Jean-Pierre Mocky est un réalisateur que je connaissais de nom, mais que je n'avais jamais eu l'occasion de voir à l’œuvre. En ce sens, commencer par Litan - La cité des spectres verts est un peu absurde, puisqu'il est de notoriété public que ce film est une sorte d'anomalie dans la filmographie de Mocky, s'agissant de sa seule tentative dans le domaine du fantastique (avec des éléments SF dont l'arc de Nino Ferrer). Catégoriser ce film s'avère assez difficile ; il s'agit d'un hybride fantastique aux touches de science-fiction, flirtant avec le folk-horror (on pense évidemment aux personnages masqués de The Wicker Man d'Hardy), tout en étant un peu étrangement tiré vers le drame. Au final, tout ces éléments piochés ça et là n'auront finalement assez peu d'importance.
Face au film de Mocky, il faut être un peu magnanime : le jeu d'acteur est aux fraises, mais on pardonne volontiers. L'histoire est mal-amenée, mal-construite, et finalement assez peu intéressante, mais on veut bien faire l'impasse. Que reste-t-il alors ? Je dois dire que les 30 premières minutes du film m'ont assez plu. Bien sûr, c'est fauché, bien sûr, c'est mal-joué, bien sûr, c'est mal construit (je pense aux rêves de la femme de Mocky). Mais Mocky arrive tout de même à créer une ambiance folle, sorte de cauchemar morbide qui commence dès le générique, où cette brume verdâtre englobe ce village en fête où ces personnages masqués agissent comme des sortes de marionnettes -utilisant ainsi le mauvais jeu d'acteur pour créer cette ambiance bizarre -, et ces personnages filmés à la perfection pour créer cette aura mystérieuse et angoissante tout en étant formellement très jolie. D'autant que certains passages fonctionnent très bien, comme lorsque Mocky court après son ami dans l’hôpital, où l'on a vraiment l'impression qu'il arrive à construire une sorte d'étrangeté, où chaque personnage évolue dans une dimension qui n'est pas la même.

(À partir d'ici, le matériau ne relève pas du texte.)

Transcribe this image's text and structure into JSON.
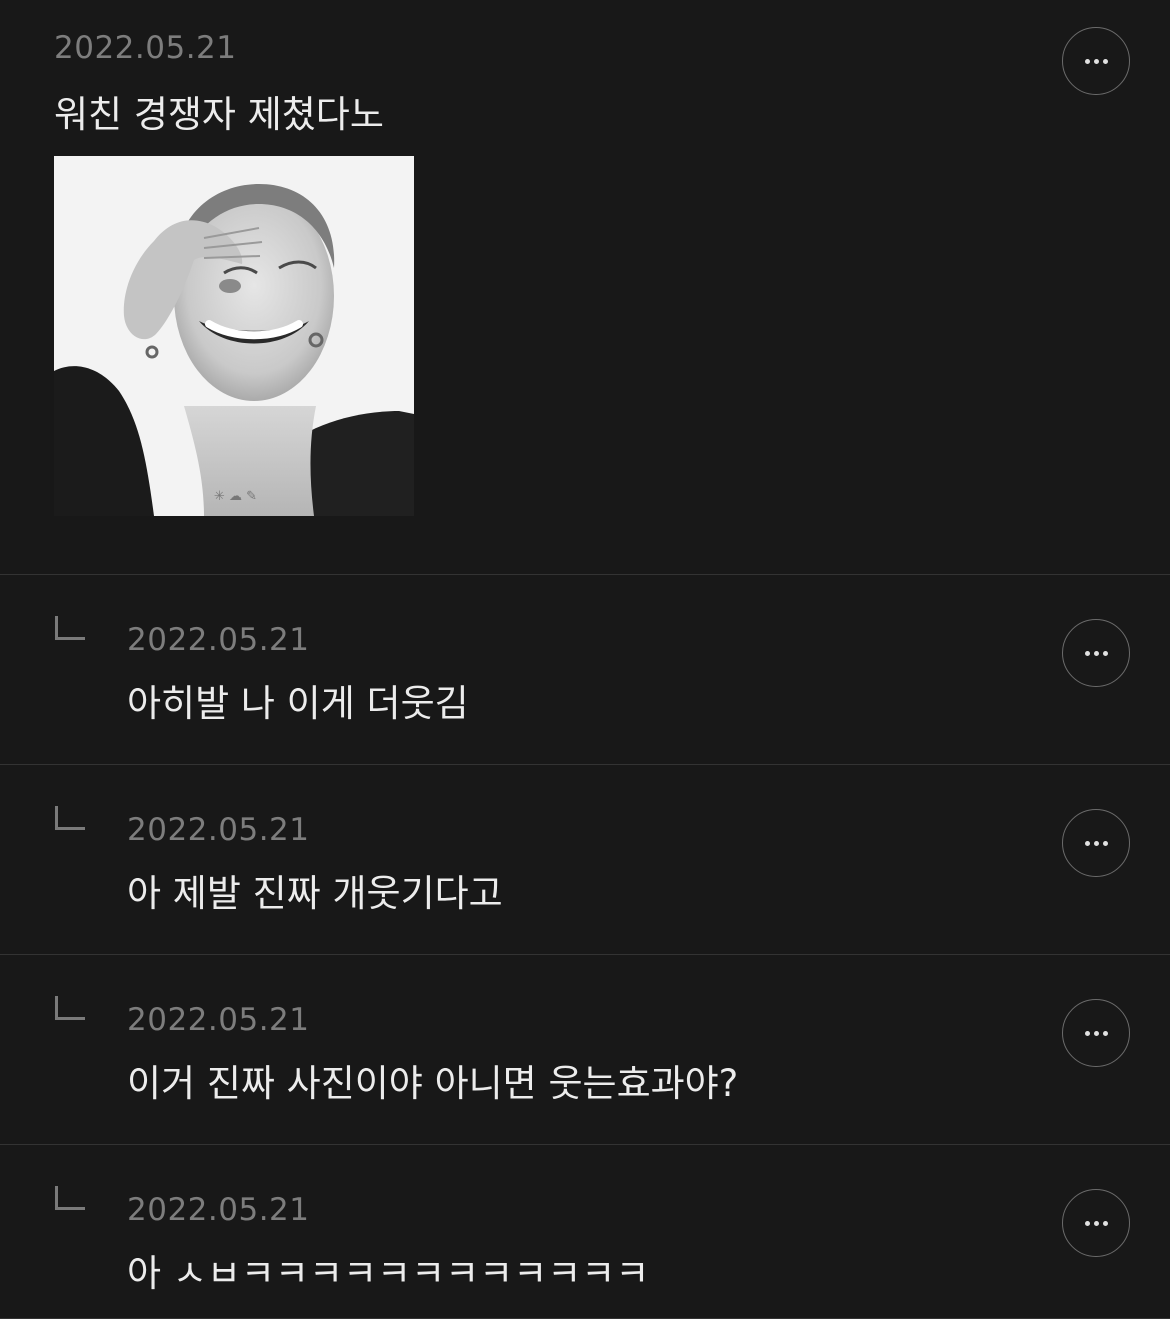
{
  "post": {
    "date": "2022.05.21",
    "text": "워친 경쟁자 제쳤다노",
    "image_alt": "smiling person photo"
  },
  "replies": [
    {
      "date": "2022.05.21",
      "text": "아히발 나 이게 더웃김"
    },
    {
      "date": "2022.05.21",
      "text": "아 제발 진짜 개웃기다고"
    },
    {
      "date": "2022.05.21",
      "text": "이거 진짜 사진이야 아니면 웃는효과야?"
    },
    {
      "date": "2022.05.21",
      "text": "아 ㅅㅂㅋㅋㅋㅋㅋㅋㅋㅋㅋㅋㅋㅋ"
    }
  ],
  "icons": {
    "more": "more-horizontal-icon",
    "reply": "reply-corner-icon"
  },
  "colors": {
    "background": "#181818",
    "divider": "#333333",
    "date": "#7d7d7d",
    "text": "#ececec"
  }
}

Et de cela, j'aurais très bien pu m'en contenter et même apprécier le film, si pendant sa durée il avait conservé ses dingueries visuels, en ne jouant que sur cette corde où Mocky et sa femme sont embarqués dans un monde étrange et à part. Malheureusement, plus le film avance, moins il est inspiré visuellement. Les cadres qui créent ce sentiment d'étrangeté au début du film, rendant chaque personnage suspect, se raréfient, les folies visuelles deviennent plus avares (même si l'un des plan les plus jolis selon moi est à la fin - avec ces musiciens qui jouent de part et d'autres de la rivière), et, à l'instar du film où la brume qui recouvrait le village au début du film se lève, on découvre finalement une intrigue trop plate pour tenir la route qui se substitue à la folie visuelle, et l'ambiance si particulière du début est éclipsée.
En cela, le film de Mocky se révèle être un beau gâchis ; il aurait gagné à avoir une histoire (ou plus simple ou mieux écrite de toute évidence), mais surtout, il aurait gagné à persister dans sa folie. Ce qui est rageant parce que visiblement, Mocky a du talent et je me réjouis de découvrir le reste de sa filmographie, et avec Litan, le potentiel était grand d'avoir un film de série B visuellement très perchés pouvant devenir un classique, mais l'intrigue alambiquée, lourdingue et inutile ruine complètement ce potentiel. Dommage.